Ce serait bien que soit transféré ici les propos tenus sur Pascal Poot dans le Jardingo de Chichinette.
En attendant, voici l'interview que j'avais faite de lui pour la Gaz des Jardins (N°82), en 2008, quand il était venu livrer des plants et graines à Jardin'enVie.
Pour que vous connaissiez mieux le bonhomme.
J'y reviendrai peut-être mais je veux simplement dire que vivre comme vit Pascal Poot, en risque de faillite permanente, avec quatre gosses,
dans des conditions matérielles professionnelles rudimentaires (y'a qu'à voir les semis dans sa serre) et personnelles dont personne ne voudrait ici,
il faut être vraiment possédé ou complètement fou.
J'ai assisté à deux conférences de Pascal. Pour moi, c'est un homme intègre et convaincant, qui apporte quelque chose à l'agriculture.
Suite à des propos tenus chez Chichinette: s'il plante autant, c'est parce que pour faire des semences paysannes valables, il faut planter beaucoup afin que la transmission génétique soit la meilleure possible. En plus, dans toute la production, on ne garde que les beaux spécimens.

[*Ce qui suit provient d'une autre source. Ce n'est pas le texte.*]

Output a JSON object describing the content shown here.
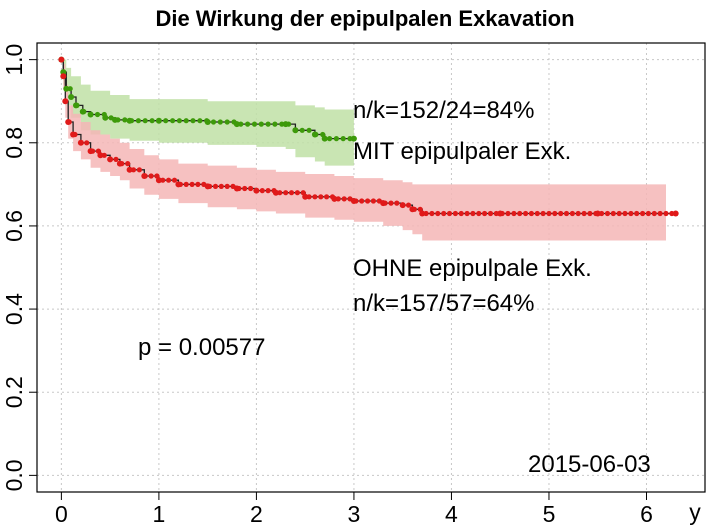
{
  "chart_data": {
    "type": "line",
    "title": "Die Wirkung der epipulpalen Exkavation",
    "xlabel": "y",
    "ylabel": "",
    "xlim": [
      -0.25,
      6.6
    ],
    "ylim": [
      -0.04,
      1.04
    ],
    "grid": true,
    "x_ticks": [
      "0",
      "1",
      "2",
      "3",
      "4",
      "5",
      "6"
    ],
    "y_ticks": [
      "0.0",
      "0.2",
      "0.4",
      "0.6",
      "0.8",
      "1.0"
    ],
    "series": [
      {
        "name": "MIT epipulpaler Exk.",
        "color": "#3d9a0a",
        "band_color": "#bfe0a6",
        "points": [
          [
            0,
            1.0
          ],
          [
            0.02,
            0.97
          ],
          [
            0.05,
            0.93
          ],
          [
            0.1,
            0.91
          ],
          [
            0.15,
            0.89
          ],
          [
            0.22,
            0.875
          ],
          [
            0.3,
            0.868
          ],
          [
            0.45,
            0.86
          ],
          [
            0.55,
            0.855
          ],
          [
            0.7,
            0.853
          ],
          [
            1.0,
            0.853
          ],
          [
            1.5,
            0.85
          ],
          [
            1.8,
            0.845
          ],
          [
            2.3,
            0.845
          ],
          [
            2.4,
            0.83
          ],
          [
            2.6,
            0.82
          ],
          [
            2.7,
            0.81
          ],
          [
            3.0,
            0.81
          ]
        ],
        "lower": [
          [
            0,
            1.0
          ],
          [
            0.02,
            0.94
          ],
          [
            0.05,
            0.89
          ],
          [
            0.1,
            0.86
          ],
          [
            0.2,
            0.83
          ],
          [
            0.3,
            0.82
          ],
          [
            0.5,
            0.81
          ],
          [
            0.7,
            0.805
          ],
          [
            1.0,
            0.8
          ],
          [
            1.5,
            0.795
          ],
          [
            2.0,
            0.79
          ],
          [
            2.3,
            0.785
          ],
          [
            2.4,
            0.765
          ],
          [
            2.6,
            0.755
          ],
          [
            2.7,
            0.745
          ],
          [
            3.0,
            0.745
          ]
        ],
        "upper": [
          [
            0,
            1.0
          ],
          [
            0.02,
            1.0
          ],
          [
            0.05,
            0.98
          ],
          [
            0.1,
            0.96
          ],
          [
            0.2,
            0.94
          ],
          [
            0.3,
            0.925
          ],
          [
            0.5,
            0.915
          ],
          [
            0.7,
            0.905
          ],
          [
            1.0,
            0.905
          ],
          [
            1.5,
            0.9
          ],
          [
            2.0,
            0.9
          ],
          [
            2.3,
            0.9
          ],
          [
            2.4,
            0.89
          ],
          [
            2.6,
            0.885
          ],
          [
            2.7,
            0.88
          ],
          [
            3.0,
            0.88
          ]
        ],
        "label": "MIT epipulpaler Exk.",
        "stats": "n/k=152/24=84%"
      },
      {
        "name": "OHNE epipulpale Exk.",
        "color": "#e01a1a",
        "band_color": "#f4b6b6",
        "points": [
          [
            0,
            1.0
          ],
          [
            0.02,
            0.96
          ],
          [
            0.04,
            0.9
          ],
          [
            0.07,
            0.85
          ],
          [
            0.12,
            0.82
          ],
          [
            0.2,
            0.8
          ],
          [
            0.3,
            0.78
          ],
          [
            0.4,
            0.77
          ],
          [
            0.5,
            0.76
          ],
          [
            0.6,
            0.75
          ],
          [
            0.7,
            0.735
          ],
          [
            0.85,
            0.72
          ],
          [
            1.0,
            0.71
          ],
          [
            1.2,
            0.7
          ],
          [
            1.5,
            0.695
          ],
          [
            1.8,
            0.69
          ],
          [
            2.0,
            0.685
          ],
          [
            2.2,
            0.68
          ],
          [
            2.5,
            0.67
          ],
          [
            2.8,
            0.665
          ],
          [
            3.0,
            0.66
          ],
          [
            3.3,
            0.655
          ],
          [
            3.5,
            0.65
          ],
          [
            3.6,
            0.64
          ],
          [
            3.7,
            0.63
          ],
          [
            4.5,
            0.63
          ],
          [
            5.5,
            0.63
          ],
          [
            6.3,
            0.63
          ]
        ],
        "lower": [
          [
            0,
            1.0
          ],
          [
            0.02,
            0.93
          ],
          [
            0.04,
            0.86
          ],
          [
            0.07,
            0.81
          ],
          [
            0.12,
            0.78
          ],
          [
            0.2,
            0.76
          ],
          [
            0.3,
            0.74
          ],
          [
            0.4,
            0.73
          ],
          [
            0.5,
            0.72
          ],
          [
            0.6,
            0.71
          ],
          [
            0.7,
            0.69
          ],
          [
            0.85,
            0.675
          ],
          [
            1.0,
            0.665
          ],
          [
            1.2,
            0.655
          ],
          [
            1.5,
            0.645
          ],
          [
            1.8,
            0.64
          ],
          [
            2.0,
            0.635
          ],
          [
            2.2,
            0.63
          ],
          [
            2.5,
            0.62
          ],
          [
            2.8,
            0.615
          ],
          [
            3.0,
            0.61
          ],
          [
            3.3,
            0.6
          ],
          [
            3.5,
            0.59
          ],
          [
            3.6,
            0.58
          ],
          [
            3.7,
            0.565
          ],
          [
            4.5,
            0.565
          ],
          [
            5.5,
            0.565
          ],
          [
            6.2,
            0.565
          ]
        ],
        "upper": [
          [
            0,
            1.0
          ],
          [
            0.02,
            0.99
          ],
          [
            0.04,
            0.94
          ],
          [
            0.07,
            0.89
          ],
          [
            0.12,
            0.87
          ],
          [
            0.2,
            0.85
          ],
          [
            0.3,
            0.83
          ],
          [
            0.4,
            0.82
          ],
          [
            0.5,
            0.81
          ],
          [
            0.6,
            0.8
          ],
          [
            0.7,
            0.785
          ],
          [
            0.85,
            0.77
          ],
          [
            1.0,
            0.76
          ],
          [
            1.2,
            0.75
          ],
          [
            1.5,
            0.745
          ],
          [
            1.8,
            0.74
          ],
          [
            2.0,
            0.735
          ],
          [
            2.2,
            0.73
          ],
          [
            2.5,
            0.725
          ],
          [
            2.8,
            0.72
          ],
          [
            3.0,
            0.715
          ],
          [
            3.3,
            0.71
          ],
          [
            3.5,
            0.705
          ],
          [
            3.6,
            0.7
          ],
          [
            3.7,
            0.7
          ],
          [
            4.5,
            0.7
          ],
          [
            5.5,
            0.7
          ],
          [
            6.2,
            0.7
          ]
        ],
        "label": "OHNE epipulpale Exk.",
        "stats": "n/k=157/57=64%"
      }
    ],
    "annotations": {
      "p_value": "p = 0.00577",
      "date": "2015-06-03"
    }
  }
}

Quant à tester les semences paysannes de Pascal, si tu veux, Jac, je t'en fais parvenir bien volontiers. Dis moi ce que tu veux expérimenter et donne-moi ton adresse en perso, ou mieux ton adresse perso, comme ça, je peux t'envoyer le catalogue de Jardin'enVie (qui ont aussi des semences de Pascal).
Enfin, si Pascal arrive à vivre (survivre) avec des stages que des gens peuvent se payer, tant mieux.

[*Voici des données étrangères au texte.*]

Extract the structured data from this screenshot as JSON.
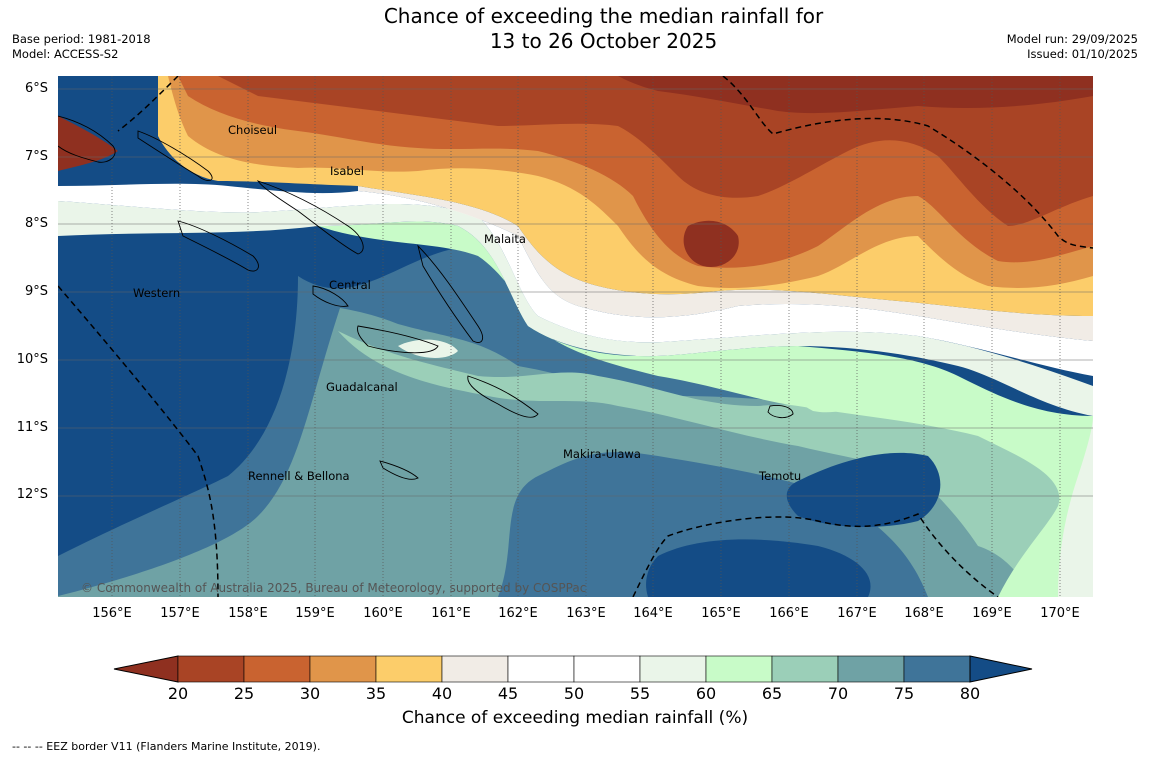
{
  "title": {
    "line1": "Chance of exceeding the median rainfall for",
    "line2": "13 to 26 October 2025"
  },
  "meta_left": {
    "base_period": "Base period: 1981-2018",
    "model": "Model: ACCESS-S2"
  },
  "meta_right": {
    "model_run": "Model run: 29/09/2025",
    "issued": "Issued: 01/10/2025"
  },
  "lat_labels": [
    "6°S",
    "7°S",
    "8°S",
    "9°S",
    "10°S",
    "11°S",
    "12°S"
  ],
  "lon_labels": [
    "156°E",
    "157°E",
    "158°E",
    "159°E",
    "160°E",
    "161°E",
    "162°E",
    "163°E",
    "164°E",
    "165°E",
    "166°E",
    "167°E",
    "168°E",
    "169°E",
    "170°E"
  ],
  "places": [
    "Choiseul",
    "Isabel",
    "Malaita",
    "Central",
    "Western",
    "Guadalcanal",
    "Makira-Ulawa",
    "Temotu",
    "Rennell & Bellona"
  ],
  "copyright": "© Commonwealth of Australia 2025, Bureau of Meteorology, supported by COSPPac",
  "colorbar": {
    "ticks": [
      "20",
      "25",
      "30",
      "35",
      "40",
      "45",
      "50",
      "55",
      "60",
      "65",
      "70",
      "75",
      "80"
    ],
    "colors": [
      "#a94425",
      "#c96330",
      "#e0954a",
      "#fccd6a",
      "#f1ece6",
      "#ffffff",
      "#ffffff",
      "#eaf5e9",
      "#c8fbc8",
      "#9bcfb8",
      "#6fa2a5",
      "#3f7499"
    ],
    "under_color": "#8f3020",
    "over_color": "#144c86",
    "title": "Chance of exceeding median rainfall (%)"
  },
  "footnote": "--  --  -- EEZ border V11 (Flanders Marine Institute, 2019)."
}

Le métier du petit semencier est du non stop pour gagner des clopinettes, parce qu'on est occupé toute l'année: production, extraction, conditionnement, commercialisation.
Et quand on est petit, tout prend un temps fou. Il n'y a pas longtemps (c'est peut-être toujours pareil), on voyait encore Rachel, comme on le fait à Jardin'enVie, ensacher à la main. A savoir, avec une toute petite balance de prévision, sachet par sachet. Je l'ai fait: je peux vous dire que ça n'avance pas vite!
Heureusement, à Jardin'enVie, ce sont les mamies ou des bénévoles comme moi qui s'y collent. Sinon, ça ferait grimper le prix d'un sachet à 2,90 euros!
Alors, tu vois, Jac, quand tu parles de filon je parlerais plutôt de survie.
Pascal Poot
Déjà, à quatre ans, il a son petit mètre carré de jardin. Ses parents lui donnent un sachet de graines. Qui ne lèvent pas. L’année d’après, il sait lire : « Eh ! Vous vous fichez de ma gueule ? ». Le sachet était plus que périmé. Pas dégoûté pour autant, Pascal réclame un grand vrai jardin. Quelle surface ? Pendant l’entretien, il balaie d’un geste large celle de la cour d’accueil de la Mairie de Bourg-lès-Valence où il va, tout à l’heure, faire une conférence. À la louche, quelques 80 m2. Je lève un sourcil incrédule.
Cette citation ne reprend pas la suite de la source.